AUSTRIA - JANUARY 01: Wolfgang Amadeus Mozart. 1819. Canvas by Barbara Krafft (1764-1825). (Photo by Imagno/Getty Images) [Wolfgang Amadeus Mozart. 1819. Gemaelde von Barbara Krafft (1764-1825).] - Credit: Getty Images

The musical abilities of Mozart are well known. His linguistic talents, less so… PETER TRUDGILL reports

Wolfgang Amadeus Mozart (1756-1791) was a composer of sublime music which is still very much loved 250 years after it was written. He was undoubtedly an extraordinary and perhaps uniquely gifted musical genius.

His compositions are often described as elegant and sophisticated; but it is also rather well known to musicologists that he once wrote in the margin of a musical exercise paper which had been handed in to him by one of his pupils the words “You are an ass”!

Mozart had a lively and at times rather crude sense of humour, but the point about this scathing comment – even if it was no doubt somewhat humorously intended – is that those were Mozart’s own words: he actually wrote this insulting critique in English.

The student in question was called Thomas Attwood (1765-1838), and he came from Pimlico in London. He had the good fortune to be financed in his studies by a grant from the Prince of Wales who later became King George IV.

We know that as a boy Mozart had been taught Latin, Italian, French and English by his father, Leopold – who came from Augsburg, now in Germany. Wolfgang himself was a mother-tongue speaker of the dialect of German spoken in his native town of Salzburg, now in Austria.

Mozart had spent 15 months living, composing and performing in London, from the spring of 1764 until the summer of 1765, when he was a boy prodigy aged eight and nine. At that age, it is likely that he would have learnt quite a lot of colloquial English rather quickly; and the language seems to have stayed with him into adulthood: writing “you are an ass” probably came to him rather naturally and spontaneously.

Wolfgang must have also been rather good at Latin, because at the age of 11 he wrote an opera in Latin titled Apollo et Hyacinthus. It is interesting to note that his middle name was registered at his birth as Theophilus, which is Greek for ‘loved by God’ or ‘loving God’. The German equivalent would have been Gottlieb (the famous German automotive engineer Daimler went by that name), and Mozart’s father also sometimes used this name for him. But Wolfgang himself seems to have preferred the Latin version of his middle name, Amadeus.

The Mozarts travelled extensively in his childhood and youth as his father showed off Wolfgang’s almost superhuman skills as a performer and composer. He visited Italy a number of times and spoke the language rather well. In a letter from Italy to Wolfgang’s mother, Leopold wrote that “the Cardinal appeared to be delighted, and remarked that Wolfgang spoke Italian very well”. A number of operas he wrote also had librettos (or libretti, if you prefer) in Italian: Le Nozze di Figaro, ‘The marriage of Figaro’, Idomeneo Re di Creta, ‘Idomeneus, King of Crete’, Don Giovanni, ‘Don Juan’, Cosi fan tutte, ‘All women behave like that’, and La clemenza di Tito, ‘The mercy of Tito’ are the best known.

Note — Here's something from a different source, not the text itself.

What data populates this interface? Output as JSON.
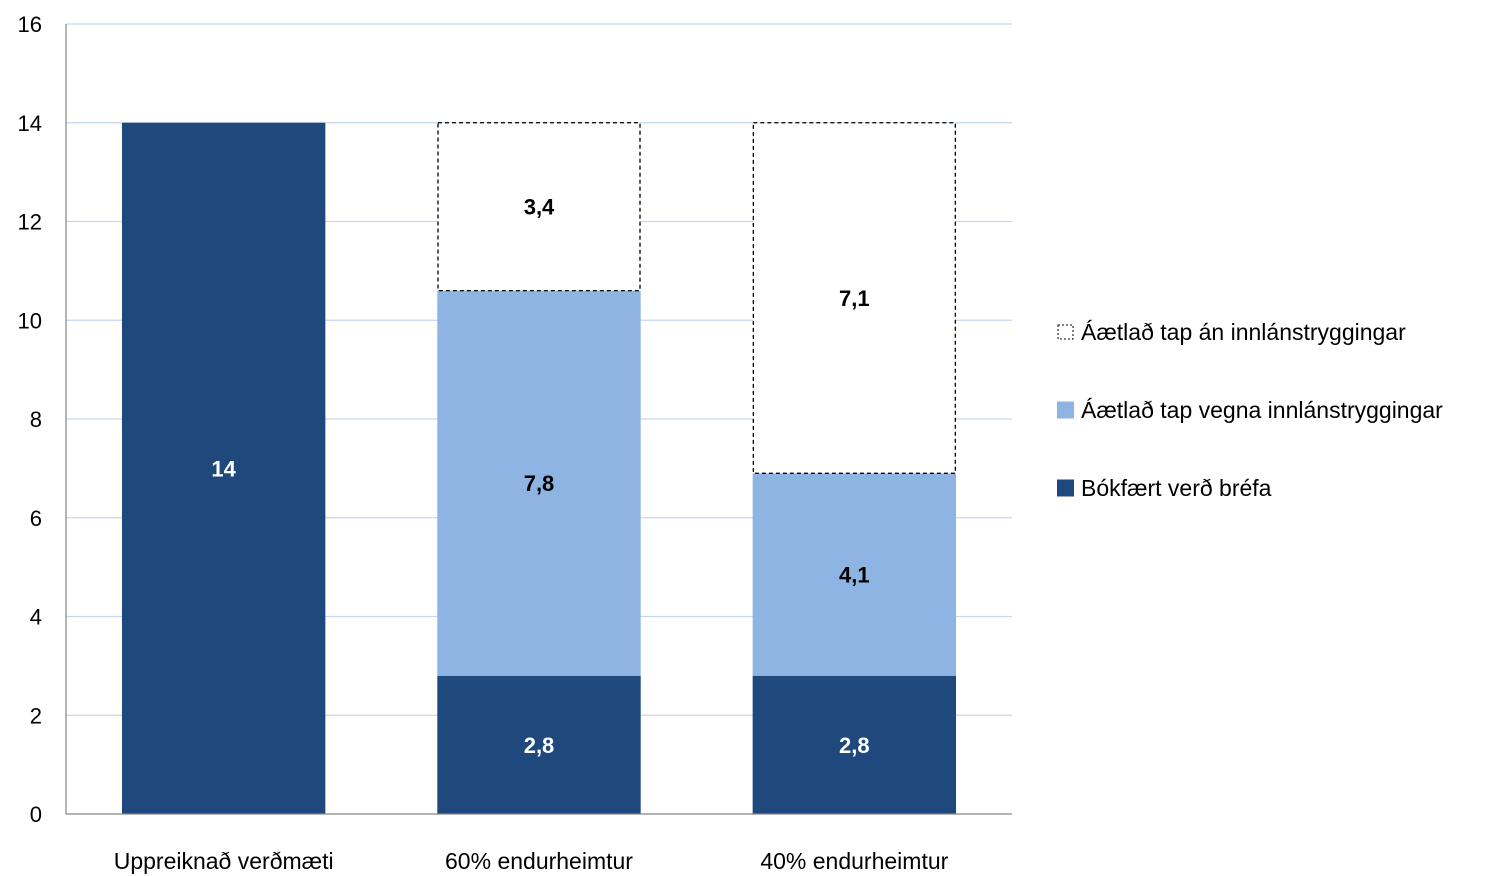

Since Thomas Attwood was studying with Mozart in Vienna at the time when Le Nozze di Figaro was being composed, it is also perhaps not surprising that Mozart sometimes wrote comments in Italian on work that Attwood submitted to him: non è cantabile, ‘it is not singable’, was one of them.

As a boy, Mozart also spent time in Paris, and he was rather fluent in French. In one of his letters to his father, written when he was a young man, he wrote (in German): “Countess Salern is a Frenchwoman, and scarcely knows a word of German; so I have always been in the habit of talking French to her. I do so quite boldly, and she says that I do not speak at all badly.”

Wolfgang Amadeus Mozart was a musical genius. But he was not at all bad at languages either.